WM 2018: Pfiffe gegen Mesut Özil und Ilkay Gündogan - Joachim Löw cool
Watutinki - Der erste komplette Tag vor Ort am Stadtrand der russischen Hauptstadt, die erste Trainingseinheit, die erste Pressekonferenz.
Der DFB und sein Tross akklimatisieren sich in Watutinki. Inklusive der absolvierten Mittwochseinheit bleiben Joachim Löw nur vier Trainingstage, um sich auf die WM-Auftaktpartie am Sonntag im Luschniki-Stadion gegen Mexiko vorzubereiten. "Jetzt geht es an den taktischen Feinschliff, an die Feinheiten, die wir umsetzen müssen", sagte der Bundestrainer am Mittwoch.
"Mexiko wird uns alles abverlangen. Es wird ein schwieriges Spiel, aber wir werden die richtigen Lösungen finden." Löw verbreitet Hoffnung. "Unsere Mannschaft wird sich in dieser Woche sicher noch einmal steigern." Ein frommer Wunsch oder gelernte Zuversicht?
Löw über Pfiffe gegen Özil und Gündogan: "Können wir nicht beeinflussen"
Ein Thema jedoch hat die Nationalelf mit nach Russland genommen. Eines, das belastet und auf die Stimmung drückt, weil es nicht enden wird – zumindest nicht bis zum ersten Spiel. Die Causa Gündogan/Özil. Ihre Fotos mit dem in der westlichen Welt umstrittenen türkischen Präsidenten Recep Tayyip Erdogan aus dem Mai sind zum langfristigen Bumerang geworden. Immer harschere Stimmen kommen aus der Heimat. "Wenn man auf gewisse Werte setzt, so wie das der DFB immer wieder vermittelt, kann die Entscheidung eigentlich nur so ausfallen, dass man die beiden Spieler rauswirft", sagte Ex-Nationalspieler Stefan Effenberg bei "t-online.de".

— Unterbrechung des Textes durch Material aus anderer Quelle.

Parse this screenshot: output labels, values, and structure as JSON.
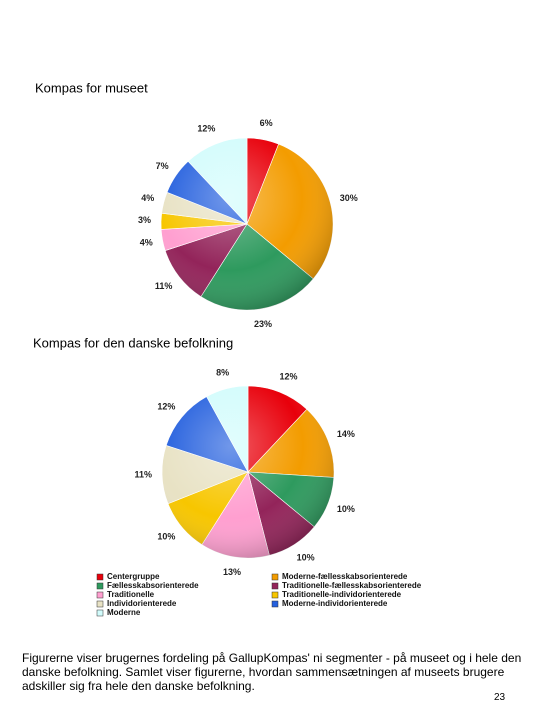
{
  "chart_data": [
    {
      "type": "pie",
      "title": "Kompas for museet",
      "values": [
        6,
        30,
        23,
        11,
        4,
        3,
        4,
        7,
        12
      ],
      "value_labels": [
        "6%",
        "30%",
        "23%",
        "11%",
        "4%",
        "3%",
        "4%",
        "7%",
        "12%"
      ],
      "colors": [
        "#e8000b",
        "#f39c00",
        "#2e9a5e",
        "#93245a",
        "#ff9fd0",
        "#f7c600",
        "#e8e2c4",
        "#2560de",
        "#d2fcfc"
      ]
    },
    {
      "type": "pie",
      "title": "Kompas for den danske befolkning",
      "values": [
        12,
        14,
        10,
        10,
        13,
        10,
        11,
        12,
        8
      ],
      "value_labels": [
        "12%",
        "14%",
        "10%",
        "10%",
        "13%",
        "10%",
        "11%",
        "12%",
        "8%"
      ],
      "colors": [
        "#e8000b",
        "#f39c00",
        "#2e9a5e",
        "#93245a",
        "#ff9fd0",
        "#f7c600",
        "#e8e2c4",
        "#2560de",
        "#d2fcfc"
      ]
    }
  ],
  "legend": {
    "items": [
      {
        "name": "Centergruppe",
        "color": "#e8000b"
      },
      {
        "name": "Fællesskabsorienterede",
        "color": "#2e9a5e"
      },
      {
        "name": "Traditionelle",
        "color": "#ff9fd0"
      },
      {
        "name": "Individorienterede",
        "color": "#e8e2c4"
      },
      {
        "name": "Moderne",
        "color": "#d2fcfc"
      },
      {
        "name": "Moderne-fællesskabsorienterede",
        "color": "#f39c00"
      },
      {
        "name": "Traditionelle-fællesskabsorienterede",
        "color": "#93245a"
      },
      {
        "name": "Traditionelle-individorienterede",
        "color": "#f7c600"
      },
      {
        "name": "Moderne-individorienterede",
        "color": "#2560de"
      }
    ]
  },
  "text": "Figurerne viser brugernes fordeling på GallupKompas' ni segmenter - på museet og i hele den danske befolkning. Samlet viser figurerne, hvordan sammensætningen af museets brugere adskiller sig fra hele den danske befolkning.",
  "page_number": 23
}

Scharfe Töne, die den DFB jedoch nicht beeindrucken. Man steht zur Entscheidung, Ilkay Gündogan und Mesut Özil zur Seite zu stehen, nach intensiven Gesprächen freilich. Was ist, wenn es wie in Leverkusen, beim 2:1 gegen Saudi-Arabien, wieder Pfiffe der deutschen Fans gegen Özil und Gündogan gibt? "Dann ist es halt so. Das können wir nicht beeinflussen", sagte Löw und verriet: "Es war danach in der Kabine ein Thema, aber es ist jetzt hier keines mehr. Für mich als Trainer ist zu diesem Thema in der Öffentlichkeit alles gesagt."
Er möchte das Kapitel beenden – was schwierig genug wird. Löw will die beiden aufbauen, er sagte: "Ich habe mit den Spielern mehrmals gesprochen. Meine Aufgabe besteht jetzt darin, die Spieler, die in der Situation sicher auch gelitten haben, in Form zu bringen und beide so weit zu bringen, dass sie einen Mehrwert für unser Team haben."
Özil und Gündogan nicht in der Startelf?
Doch für die Startelf kommen beide wohl eher nicht infrage. Gündogan kommt im Mittelfeld an den Weltmeister-Platzhirschen Sami Khedira und Toni Kroos nicht vorbei.
Anstelle von Özil hat sich Dortmunds Marco Reus ins Team gespielt. Immerhin ist Özil nach seiner Knieprellung wieder fit, hat laut Löw "überhaupt keine Probleme mehr". Die Debatte um Özil und Gündogan hob DFB-Präsident Reinhard Grindel in Watutinki auf eine höhere Ebene: "Wir haben es mit einem gesamtgesellschaftlichen Problem zu tun. Ich hoffe, dass die Fans am Sonntag alles dafür tun, uns zu unterstützen." Über 79 000 Tickets wurden an deutsche Fans verkauft – Platz zwei im Ranking hinter Gastgeber Russland. Doch werden die deutschen Anhänger Özil und Gündogan verzeihen?
Grindel hofft darauf, doch aus seinen Worten klingen Zweifel: "2014 war Integration noch positiv besetzt, aber durch die Zuwanderung 2015 hat sich bei vielen offenbar etwas verändert. Es scheint da etwas zu geben, was tiefer liegt, was weit über die beiden Spieler hinausgeht." Womöglich kann die Lösung nur heißen: Tore und Siege. So banal und traurig das klingt.